Frames Anomalies

Unfortunately, the two browsers that currently support frames - Netscape (NS) and Internet Explorer (IE) - are not consistent in the interpretation of the HTML involved with frames support. The page designer is faced with the choice of (1) recognizing the browser and providing different HTML for each, (2) not using some features, or (3) having his page look and act differently depending on which browser the user has.

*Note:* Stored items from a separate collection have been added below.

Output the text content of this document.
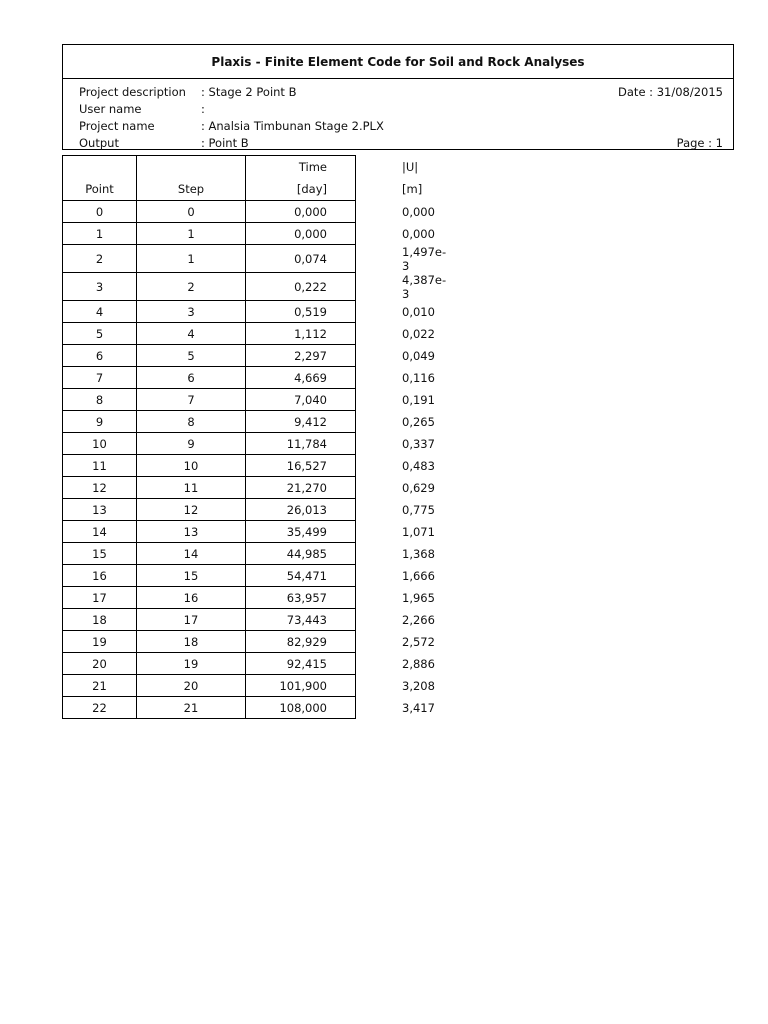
Plaxis - Finite Element Code for Soil and Rock Analyses
Project description : Stage 2 Point B	Date : 31/08/2015
User name	:
Project name	: Analsia Timbunan Stage 2.PLX
Output	: Point B	Page : 1
		Time	|U|
Point	Step	[day]	[m]
0	0	0,000	0,000
1	1	0,000	0,000
2	1	0,074	1,497e-3
3	2	0,222	4,387e-3
4	3	0,519	0,010
5	4	1,112	0,022
6	5	2,297	0,049
7	6	4,669	0,116
8	7	7,040	0,191
9	8	9,412	0,265
10	9	11,784	0,337
11	10	16,527	0,483
12	11	21,270	0,629
13	12	26,013	0,775
14	13	35,499	1,071
15	14	44,985	1,368
16	15	54,471	1,666
17	16	63,957	1,965
18	17	73,443	2,266
19	18	82,929	2,572
20	19	92,415	2,886
21	20	101,900	3,208
22	21	108,000	3,417
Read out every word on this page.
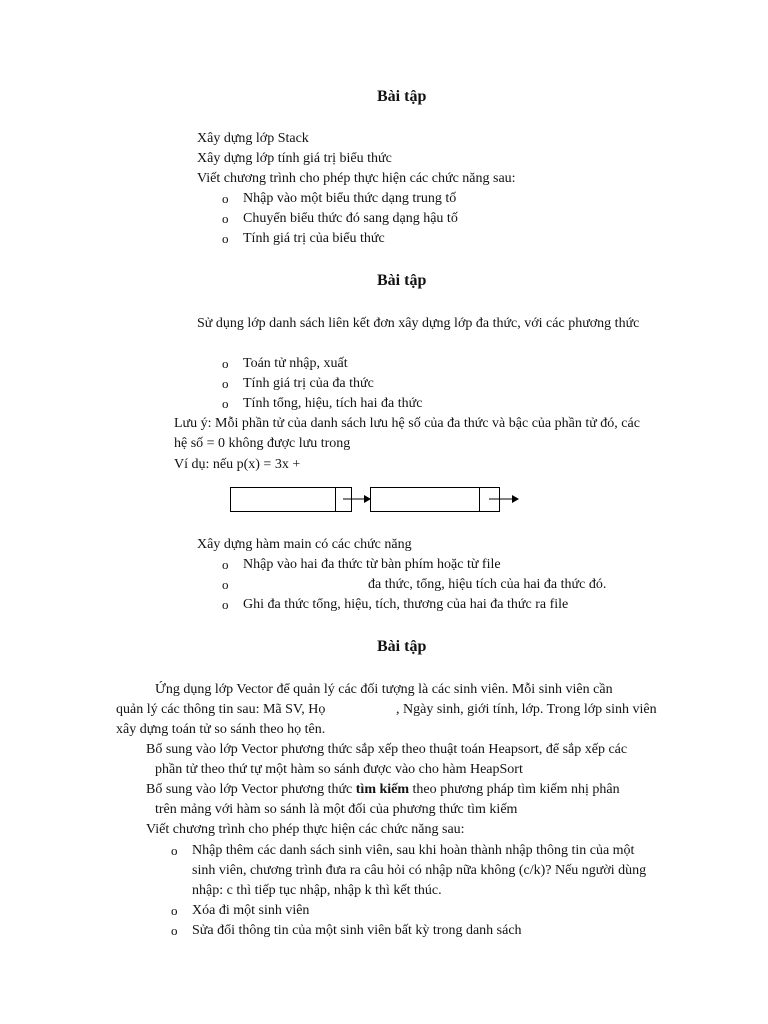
Bài tập
Xây dựng lớp Stack
Xây dựng lớp tính giá trị biểu thức
Viết chương trình cho phép thực hiện các chức năng sau:
o Nhập vào một biểu thức dạng trung tố
o Chuyển biểu thức đó sang dạng hậu tố
o Tính giá trị của biểu thức
Bài tập
Sử dụng lớp danh sách liên kết đơn xây dựng lớp đa thức, với các phương thức
o Toán tử nhập, xuất
o Tính giá trị của đa thức
o Tính tổng, hiệu, tích hai đa thức
Lưu ý: Mỗi phần tử của danh sách lưu hệ số của đa thức và bậc của phần tử đó, các
hệ số = 0 không được lưu trong
Ví dụ: nếu p(x) = 3x +
Xây dựng hàm main có các chức năng
o Nhập vào hai đa thức từ bàn phím hoặc từ file
o	đa thức, tổng, hiệu tích của hai đa thức đó.
o Ghi đa thức tổng, hiệu, tích, thương của hai đa thức ra file
Bài tập
Ứng dụng lớp Vector để quản lý các đối tượng là các sinh viên. Mỗi sinh viên cần
quản lý các thông tin sau: Mã SV, Họ	, Ngày sinh, giới tính, lớp. Trong lớp sinh viên
xây dựng toán tử so sánh theo họ tên.
Bổ sung vào lớp Vector phương thức sắp xếp theo thuật toán Heapsort, để sắp xếp các
phần tử theo thứ tự một hàm so sánh được vào cho hàm HeapSort
Bổ sung vào lớp Vector phương thức tìm kiếm theo phương pháp tìm kiếm nhị phân
trên mảng với hàm so sánh là một đối của phương thức tìm kiếm
Viết chương trình cho phép thực hiện các chức năng sau:
o Nhập thêm các danh sách sinh viên, sau khi hoàn thành nhập thông tin của một
sinh viên, chương trình đưa ra câu hỏi có nhập nữa không (c/k)? Nếu người dùng
nhập: c thì tiếp tục nhập, nhập k thì kết thúc.
o Xóa đi một sinh viên
o Sửa đổi thông tin của một sinh viên bất kỳ trong danh sách
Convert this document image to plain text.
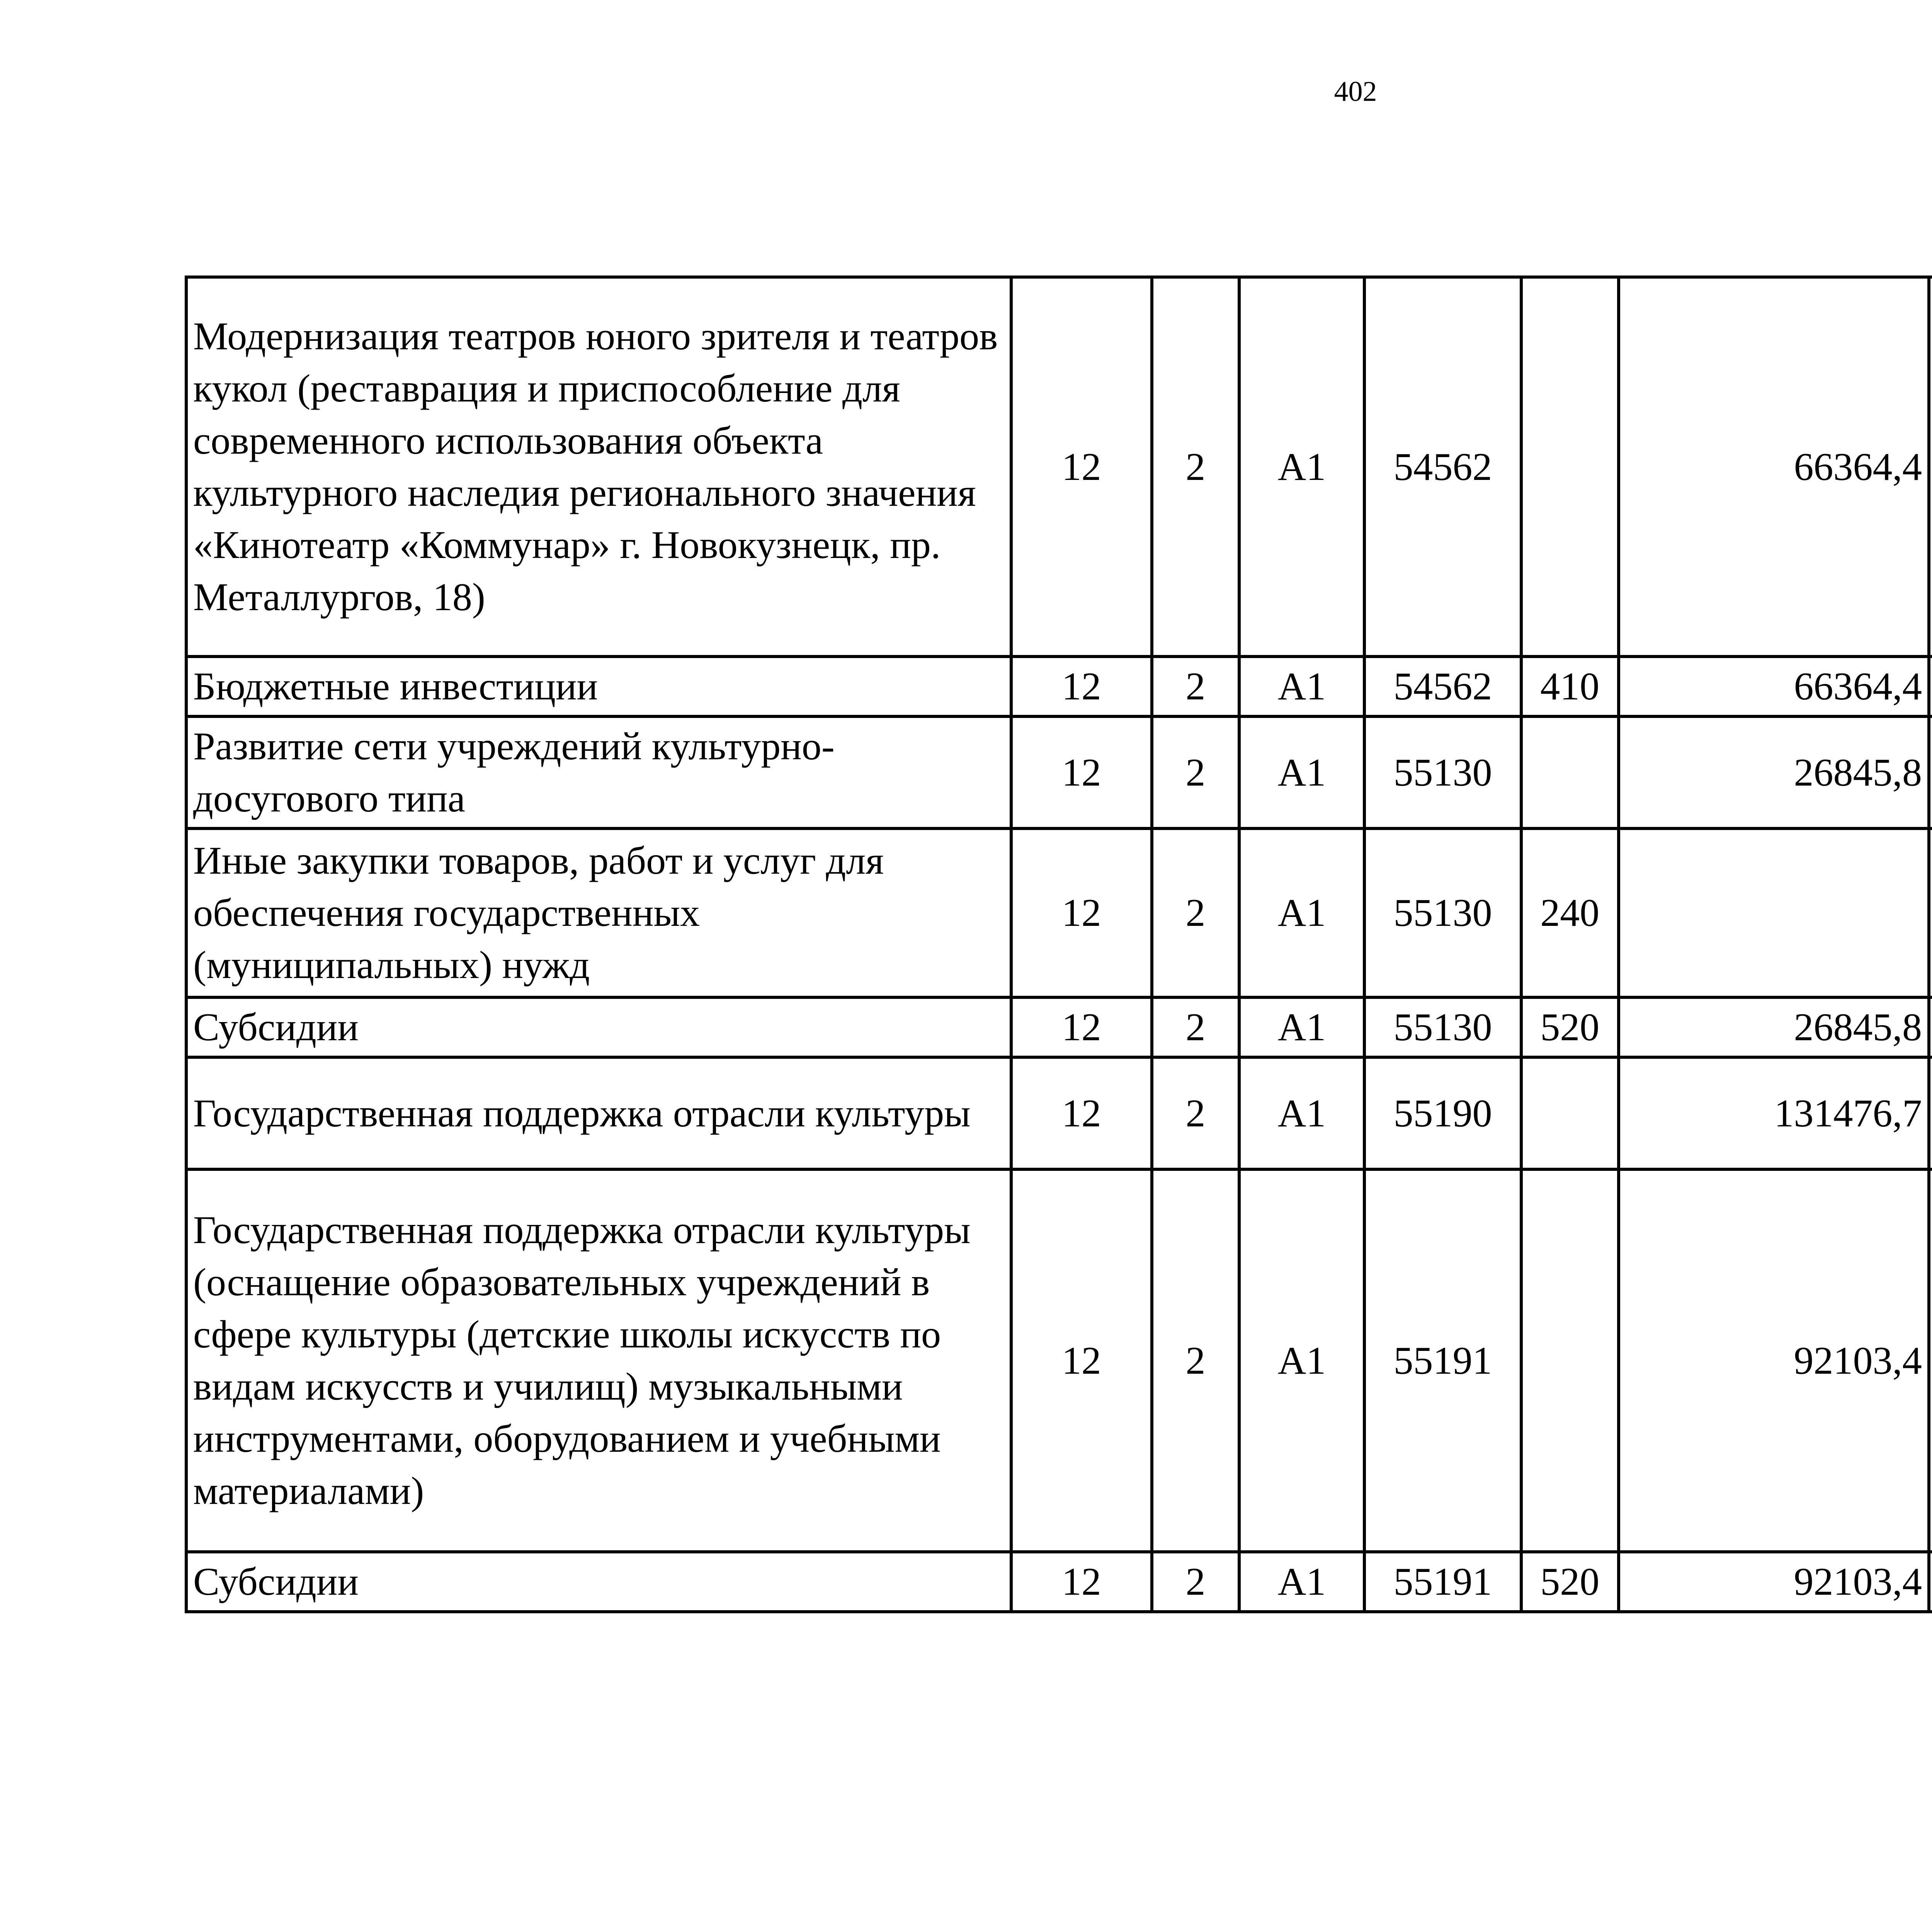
402
Модернизация театров юного зрителя и театров кукол (реставрация и приспособление для современного использования объекта культурного наследия регионального значения «Кинотеатр «Коммунар» г. Новокузнецк, пр. Металлургов, 18)	12	2	А1	54562		66364,4		
Бюджетные инвестиции	12	2	А1	54562	410	66364,4		
Развитие сети учреждений культурно-досугового типа	12	2	А1	55130		26845,8		
Иные закупки товаров, работ и услуг для обеспечения государственных (муниципальных) нужд	12	2	А1	55130	240			
Субсидии	12	2	А1	55130	520	26845,8		
Государственная поддержка отрасли культуры	12	2	А1	55190		131476,7		
Государственная поддержка отрасли культуры (оснащение образовательных учреждений в сфере культуры (детские школы искусств по видам искусств и училищ) музыкальными инструментами, оборудованием и учебными материалами)	12	2	А1	55191		92103,4		
Субсидии	12	2	А1	55191	520	92103,4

This document is a start at enumerating these differences. I hope that others may add to this information, and - especially - to extend the comparison beyond the small realm of frames.

Borderless frames

In the FRAMESET tag there is an attribute that will produce borderless frames for that set. Borderless frames are ones without the heavy lines that normally separate frames; the frames blend into one another. NS and IE have a different name for this attribute:

	In NS it is  BORDER=no

	In IE it is  FRAMEBORDER=no
But that is not the end of the problem. In a NS FRAMESET with BORDER=no, the frames in that set can not be resized by the user; it acts like every frame has the NORESIZE attribute specified. In IE the FRAMEBORDER=no attribute has no effect on the ability to resize.

The NOFRAME tag

My interpretation of the <NOFRAME>...</NOFRAME> tag is that it should be applicable in any HTML file that is used in a FRAMESET. It allows the designer to specify HTML statements that are comments to a frames compliant browser interpreting HTML statements while running in a frames environment. The statements are to be interpreted by a non-compliant browser or by a compliant one running in a non-frames environment. I could be wrong about the statements in red.

IE appears to follow the rules I have stated, although I have not tested it in a non-frames environment.

NS honors the NOFRAME tag only in the file containing the FRAMESET. In other files, it interprets the HTML. This has made it impossible for me to cleanly support non-compliant browsers for some things I have tried to do.